Acabei a Ronda da Noite da Agustina. Não leio rápido e a Agustina leio devagar. Volto para trás, às vezes dois ou três parágrafos, tenho que ir ao dicionário, rebobino algumas páginas ou abrando quando me chega o cheiro dos malabarismos que ela gosta de fazer, palavras num voo bem coordenado, teatrinho que os fantoches das personagens encenam para aludir a uma coisa muito maior. Comecei o livro do Herberto Helder que a PIDE proibiu em 1968, Apresentação de Rosto. Li um capítulo, tanto Herberto.

Fomos ao apartamento onde os meus avós moravam, ver a quem dá jeito isto e aquilo. Encaixotar o resto das coisas que estavam na vida do meu avô. Quase não chorámos. Pode também ser que, como eu, tenhamos todos conseguir fugir para a divisão mais próxima assim que o olho tremelicava. Trouxe um quadro com umas flores muito van goghianas emoldurado numa pintura velha. É quase kitsch mas acho que fica bem na sala. Trouxe a máquina de escrever do meu avô. É quase hipster mas acho que vou ainda tentar escrever uns poemas com ela. Trouxe duas caixas de livros. É quase hoarding mas a alguns deles ainda chegarei.

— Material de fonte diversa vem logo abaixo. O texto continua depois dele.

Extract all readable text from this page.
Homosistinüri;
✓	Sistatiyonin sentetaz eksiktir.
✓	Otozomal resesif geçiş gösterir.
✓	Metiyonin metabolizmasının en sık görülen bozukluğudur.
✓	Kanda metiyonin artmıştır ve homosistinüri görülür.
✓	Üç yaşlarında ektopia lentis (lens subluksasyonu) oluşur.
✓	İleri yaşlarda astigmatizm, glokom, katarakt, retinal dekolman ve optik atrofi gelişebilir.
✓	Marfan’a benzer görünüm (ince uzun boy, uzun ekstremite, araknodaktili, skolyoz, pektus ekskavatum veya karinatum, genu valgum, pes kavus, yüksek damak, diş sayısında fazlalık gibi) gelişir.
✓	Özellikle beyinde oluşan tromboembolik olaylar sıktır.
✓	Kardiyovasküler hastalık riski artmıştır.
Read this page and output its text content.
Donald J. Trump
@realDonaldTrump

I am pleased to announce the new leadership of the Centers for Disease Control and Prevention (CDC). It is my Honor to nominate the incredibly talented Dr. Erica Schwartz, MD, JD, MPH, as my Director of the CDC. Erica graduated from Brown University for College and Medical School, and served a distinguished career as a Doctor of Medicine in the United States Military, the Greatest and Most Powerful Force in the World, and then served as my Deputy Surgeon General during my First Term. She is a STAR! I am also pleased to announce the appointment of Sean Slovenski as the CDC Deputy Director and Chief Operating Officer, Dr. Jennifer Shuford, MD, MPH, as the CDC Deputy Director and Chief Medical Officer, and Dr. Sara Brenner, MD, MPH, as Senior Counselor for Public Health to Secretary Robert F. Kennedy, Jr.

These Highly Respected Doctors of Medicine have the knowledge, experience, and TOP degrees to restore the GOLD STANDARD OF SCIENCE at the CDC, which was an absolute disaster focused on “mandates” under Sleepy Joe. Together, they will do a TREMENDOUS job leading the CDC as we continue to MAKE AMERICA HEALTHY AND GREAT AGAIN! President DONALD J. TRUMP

Dão muito trabalho agora, roem tudo, mas depois fazem tanta companhia. Trouxemos para casa um dos cachorros da ninhada que nasceu em casa dos meus pais. Chama-se Dalí. É bom nome pois, acaba em i, isso resulta bem com os cães. Vai mijando o chão e roendo a coberta do sofá. Não sei em que sonham os cães mas nesse reino imagino que não entre o peculiar surrealista que lhe deu o nome. Uma snobeirazinha, para que não fosse um nome como os outros, uma snobeira inofensiva. A cada hora e meia descemo-lo pela trela e circunda o prédio. Corre às pombas, aspira cada pedra da calçada pelo focinho, arranca tufos de terra quando me distraio e depois morde a trela em protesto. Gosta dos outros humanos e não deve ainda ter decidido se gosta da gata.

Não lhe dissemos ainda sobre o vírus.